In the wider world, what a year it's been, too.

A year ago, we didn't know the date when Cameron (who he?) would call the referendum he'd been bounced into, and I expected it would be late 2017 and the status quo would prevail; and I was expecting that Hillary would comfortably beat whichever of Ted Cruz or Marco Rubio (who they?) won the Republican nomination. At the end of the year, what had transpired was beyond anything I could reasonably have hoped for.

What I hadn't expected was the number of people I follow on the internet who I thought were reasonable and level-headed, yet who completely lost it following the election of a New York liberal to the Presidency, like they actually believed all the "literally Hitler" caricatures.

It all means 2017 is going to be interesting, though I devoutly hope, not too much in the Chinese sense.

December Cycling

Up to 14369.0, ??, 126.1 -- with the odo on my main bike having failed on the last journey home from work for the year, so 19.6 + three commutes, including some long way round + two shopping trips + 4.1, at most being 120-ish miles, or 3340 at year end. There was too much to do in the garden to have spent much time on two wheels over the holiday. But I have fitted a new odo to the main bike and will be counting from 0 rather than making up a number around 4600 for the total miles done so far on that one.

With the likelihood of driving a couple of days most weeks in the coming year, I'm not setting myself any new personal best or even better-than-last-year targets.

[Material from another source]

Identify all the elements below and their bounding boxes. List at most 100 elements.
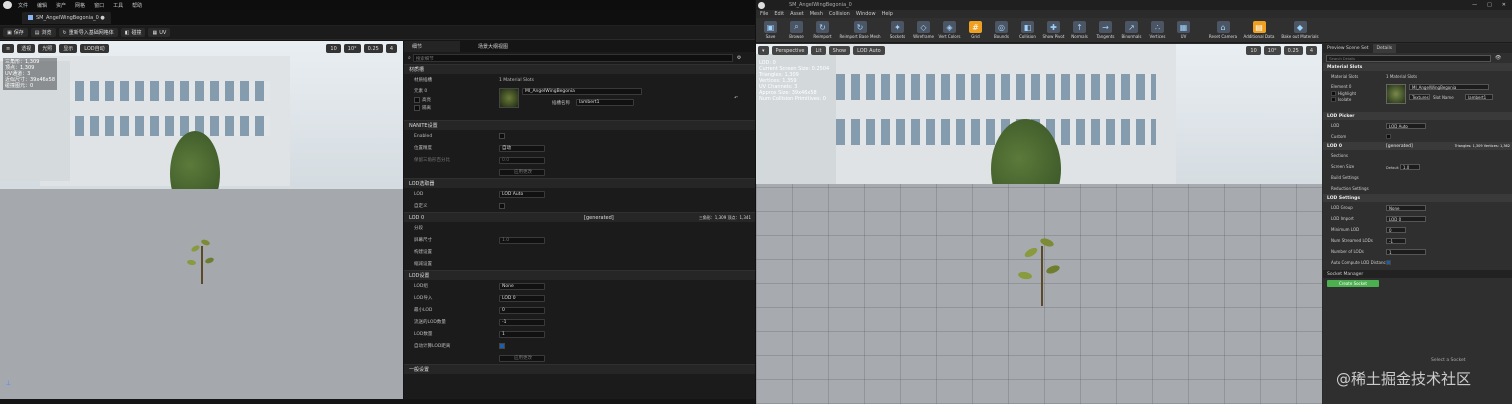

Wednesday, December 21, 2016

Bringing your consumer NAS onto a static IP or non-standard DHCP subnet

Having gone through this again recently, as I upgraded from the Seagate Central I bought a couple of years back to a later and bigger version, a note to self for when I go through the exercise again in a couple of years, to save having to put it together again --

  1. This is the Secret Sauce : with a dual-NIC computer (e.g. one that's on the home subnet on WiFi but also has an unused ethernet port) set up Internet Connection Sharing of the WiFi to the ethernet. That makes that PC act as a DHCP server on the default 192.168.0/8 subnet on the ethernet link, which is where we can bootstrap the process.
  2. Connect the NAS and the PC to a switch.
  3. Now administer the NAS from the PC to configure its network settings to your main home subnet.
  4. Do not panic if the NAS admin page tells you the reconfigure has not been saved because contact has been lost with the device.
  5. Unplug the NAS from the switch and connect to your router.
  6. Now breathe a sigh of relief as you can now see the NAS on the main network, then complete the NAS set-up.

The presence of known vulnerabilities in consumer NAS software means that it is also advisable, after a first firmware update, to close all outbound connections from the device, apart from DNS (which tends to be the protocol used for connection liveness testing), so it doesn't go calling out to any remote access server. You do block all the inbound connections already, don't you?

Yes, this means you can't watch your movies while on holiday, but if that's what you want to do, why ever go anywhere in the first place?